Scott Cruse sent a letter of resignation to Public Defender Commission Chairman Richard “Fritz” Gillespie Nov. 16, less than three months after Cruse was hired.
Cruse said he was asked to solve a budget crisis the office leadership had ignored for over a year, but wasn’t given the authority to implement any changes.
“I have observed a business-as-usual attitude, stalling and outright defiance toward any effort to save money by some program managers,” Cruse wrote in his resignation letter. “I face palpable resistance daily from some program managers” as well as public defenders who believe the budget-cutting efforts would mean the end of services for poor clients “and thus resist any effort to address the shortfall,” he wrote.
Gillespie followed with his resignation from the commission Tuesday.
“I anticipated I would be working in the background supporting a new face and voice for the Office of the State Public Defender before the Legislature,” Gillespie wrote in his letter to Gov.

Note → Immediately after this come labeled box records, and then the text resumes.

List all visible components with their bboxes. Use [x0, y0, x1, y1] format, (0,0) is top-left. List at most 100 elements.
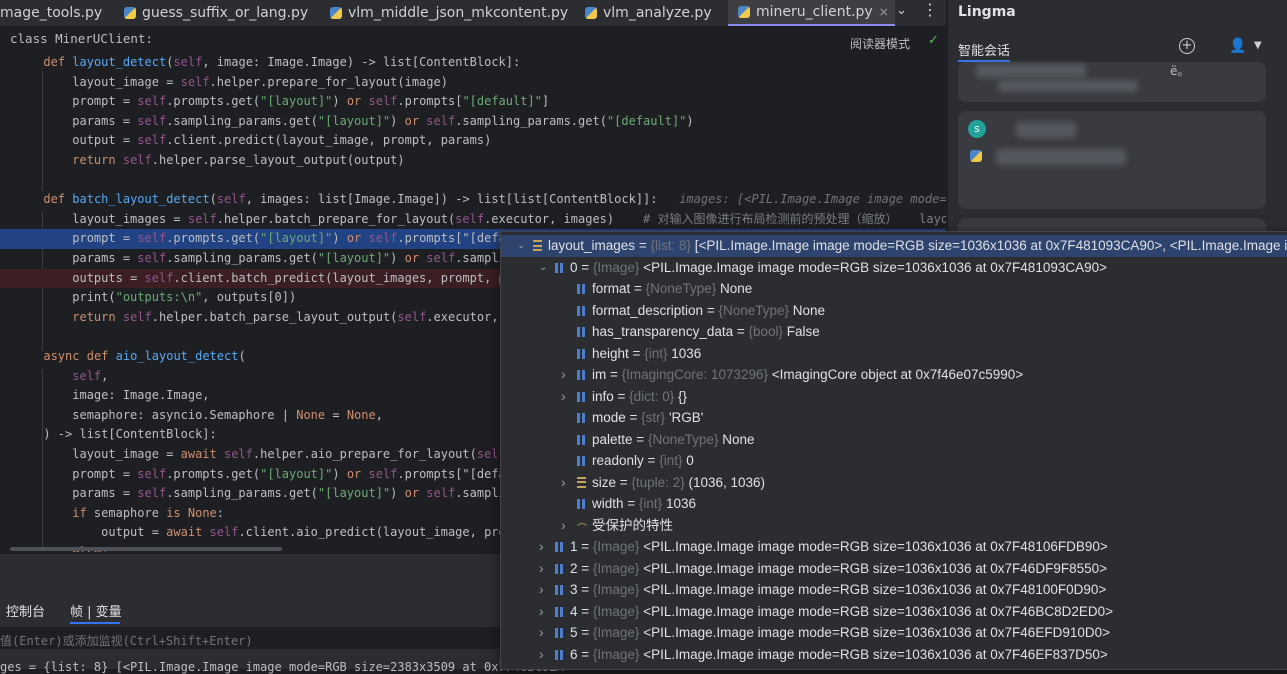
- tab-vlm-analyze[interactable]: vlm_analyze.py: [585, 0, 712, 26]
- code-line[interactable]: output = self.client.predict(layout_imag…: [0, 131, 946, 151]
- chevron-right-icon[interactable]: ›: [561, 515, 566, 537]
- chat-card[interactable]: s: [958, 111, 1266, 209]
- code-line[interactable]: def batch_layout_detect(self, images: li…: [0, 190, 946, 210]
- tab-image-tools[interactable]: mage_tools.py: [0, 0, 102, 26]
- chevron-right-icon[interactable]: ›: [561, 386, 566, 408]
- code-line[interactable]: [0, 171, 946, 191]
- tab-smart-chat[interactable]: 智能会话: [958, 40, 1010, 59]
- variable-name: im: [592, 367, 607, 382]
- variable-tree-row[interactable]: format = {NoneType} None: [501, 278, 1287, 300]
- variable-row[interactable]: ges = {list: 8} [<PIL.Image.Image image …: [0, 660, 564, 674]
- code-line[interactable]: prompt = self.prompts.get("[layout]") or…: [0, 92, 946, 112]
- variable-tree-row[interactable]: › 1 = {Image} <PIL.Image.Image image mode…: [501, 536, 1287, 558]
- code-line[interactable]: layout_images = self.helper.batch_prepar…: [0, 210, 946, 230]
- variable-tree-row[interactable]: ⌄ layout_images = {list: 8} [<PIL.Image.I…: [501, 235, 1287, 257]
- equals-sign: =: [703, 302, 719, 318]
- chevron-right-icon[interactable]: ›: [539, 644, 544, 666]
- check-icon: ✓: [928, 33, 939, 48]
- variable-tree-row[interactable]: › 3 = {Image} <PIL.Image.Image image mode…: [501, 579, 1287, 601]
- variable-type: {NoneType}: [647, 431, 719, 447]
- reader-mode-button[interactable]: 阅读器模式: [850, 35, 910, 52]
- close-icon[interactable]: ×: [879, 5, 889, 19]
- variable-tree-row[interactable]: width = {int} 1036: [501, 493, 1287, 515]
- variable-tree-row[interactable]: readonly = {int} 0: [501, 450, 1287, 472]
- chevron-right-icon[interactable]: ›: [539, 622, 544, 644]
- variable-tree-row[interactable]: mode = {str} 'RGB': [501, 407, 1287, 429]
- variable-value: {}: [674, 388, 687, 404]
- tab-console[interactable]: 控制台: [6, 601, 45, 620]
- field-variable-icon: [577, 284, 585, 294]
- variable-tree-row[interactable]: › 2 = {Image} <PIL.Image.Image image mode…: [501, 558, 1287, 580]
- equals-sign: =: [577, 646, 593, 662]
- equals-sign: =: [577, 560, 593, 576]
- variable-value: False: [783, 324, 820, 339]
- chevron-down-icon[interactable]: ▼: [1254, 40, 1262, 51]
- chevron-down-icon[interactable]: ⌄: [517, 235, 525, 257]
- evaluate-input[interactable]: 值(Enter)或添加监视(Ctrl+Shift+Enter): [0, 632, 253, 649]
- variable-name: format_description: [592, 302, 704, 318]
- code-line[interactable]: return self.helper.parse_layout_output(o…: [0, 151, 946, 171]
- python-file-icon: [738, 6, 750, 18]
- variable-tree-row[interactable]: ⌄ 0 = {Image} <PIL.Image.Image image mode…: [501, 257, 1287, 279]
- equals-sign: =: [628, 345, 645, 361]
- chevron-right-icon[interactable]: ›: [561, 472, 566, 494]
- variable-tree-row[interactable]: › 5 = {Image} <PIL.Image.Image image mode…: [501, 622, 1287, 644]
- chevron-right-icon[interactable]: ›: [561, 364, 566, 386]
- chevron-right-icon[interactable]: ›: [539, 579, 544, 601]
- breadcrumb-class[interactable]: class MinerUClient:: [10, 31, 153, 46]
- chevron-right-icon[interactable]: ›: [539, 558, 544, 580]
- variable-name: height: [592, 345, 629, 361]
- variable-value: (1036, 1036): [684, 474, 766, 490]
- editor-tab-bar: mage_tools.py guess_suffix_or_lang.py vl…: [0, 0, 946, 27]
- chevron-right-icon[interactable]: ›: [539, 536, 544, 558]
- variable-type: {tuple: 2}: [631, 474, 685, 490]
- variable-tree-row[interactable]: height = {int} 1036: [501, 343, 1287, 365]
- variable-tree-row[interactable]: format_description = {NoneType} None: [501, 300, 1287, 322]
- field-variable-icon: [555, 262, 563, 273]
- new-chat-icon[interactable]: +: [1179, 38, 1195, 54]
- variable-tree-row[interactable]: › info = {dict: 0} {}: [501, 386, 1287, 408]
- horizontal-scrollbar[interactable]: [10, 547, 282, 551]
- tab-guess-suffix[interactable]: guess_suffix_or_lang.py: [124, 0, 308, 26]
- variable-type: {Image}: [592, 625, 640, 640]
- more-options-icon[interactable]: ⋮: [922, 0, 938, 19]
- chevron-right-icon[interactable]: ›: [539, 601, 544, 623]
- variable-tree-row[interactable]: › im = {ImagingCore: 1073296} <ImagingCor…: [501, 364, 1287, 386]
- breadcrumb: class MinerUClient:: [0, 27, 946, 49]
- variable-type: {Image}: [592, 259, 640, 275]
- variable-tree-row[interactable]: › size = {tuple: 2} (1036, 1036): [501, 472, 1287, 494]
- chevron-down-icon[interactable]: ⌄: [896, 3, 907, 18]
- equals-sign: =: [577, 259, 593, 275]
- equals-sign: =: [632, 431, 648, 447]
- tab-frames-variables[interactable]: 帧 | 变量: [70, 601, 122, 620]
- variable-value: 0: [682, 453, 694, 468]
- variable-tree-row[interactable]: has_transparency_data = {bool} False: [501, 321, 1287, 343]
- variable-type: {int}: [638, 496, 663, 511]
- variable-tree-row[interactable]: › 6 = {Image} <PIL.Image.Image image mode…: [501, 644, 1287, 666]
- variable-text: 5 = {Image} <PIL.Image.Image image mode=…: [570, 622, 1110, 644]
- code-line[interactable]: layout_image = self.helper.prepare_for_l…: [0, 73, 946, 93]
- variable-text: 2 = {Image} <PIL.Image.Image image mode=…: [570, 558, 1107, 580]
- variable-value: None: [789, 302, 826, 318]
- code-line[interactable]: params = self.sampling_params.get("[layo…: [0, 112, 946, 132]
- variable-type: {list: 8}: [650, 238, 691, 253]
- variable-tree-row[interactable]: › 4 = {Image} <PIL.Image.Image image mode…: [501, 601, 1287, 623]
- tab-label: vlm_analyze.py: [603, 5, 712, 21]
- variable-text: palette = {NoneType} None: [592, 429, 755, 451]
- variable-tree-row[interactable]: palette = {NoneType} None: [501, 429, 1287, 451]
- list-variable-icon: [577, 476, 586, 488]
- variable-tree-row[interactable]: › ⌒ 受保护的特性: [501, 515, 1287, 537]
- user-icon[interactable]: 👤: [1229, 38, 1246, 54]
- chevron-down-icon[interactable]: ⌄: [539, 257, 547, 279]
- field-variable-icon: [577, 327, 585, 337]
- chat-card[interactable]: ё。: [958, 62, 1266, 102]
- code-line[interactable]: def layout_detect(self, image: Image.Ima…: [0, 53, 946, 73]
- variable-value: <PIL.Image.Image image mode=RGB size=103…: [639, 259, 1108, 275]
- debug-variable-popup[interactable]: ⌄ layout_images = {list: 8} [<PIL.Image.I…: [500, 231, 1287, 670]
- tab-mineru-client[interactable]: mineru_client.py ×: [728, 0, 895, 26]
- variable-type: {Image}: [592, 646, 640, 662]
- field-variable-icon: [577, 434, 585, 445]
- tab-label: vlm_middle_json_mkcontent.py: [348, 5, 569, 21]
- variable-type: {NoneType}: [718, 302, 790, 318]
- tab-vlm-middle-json[interactable]: vlm_middle_json_mkcontent.py: [330, 0, 568, 26]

Steve Bullock. Gillespie said he did not have the energy to represent the office during the upcoming legislative session.
The Public Defender Commission had proposed hiring 62 part-time attorneys to handle cases at a rate of between $37 and $48 an hour, rather than contracting out some cases to private attorneys for $62 an hour. The commission said the move would save the office $2.2 million during 2017 fiscal year. It also suggesting ending representation to presumed or unknown fathers in dependent neglect cases, saving the office $1.2 million in the 2017 fiscal year.
Chief Public Defender William Hooks declined to comment to The Associated Press Friday while Bullock could not be reached for comment.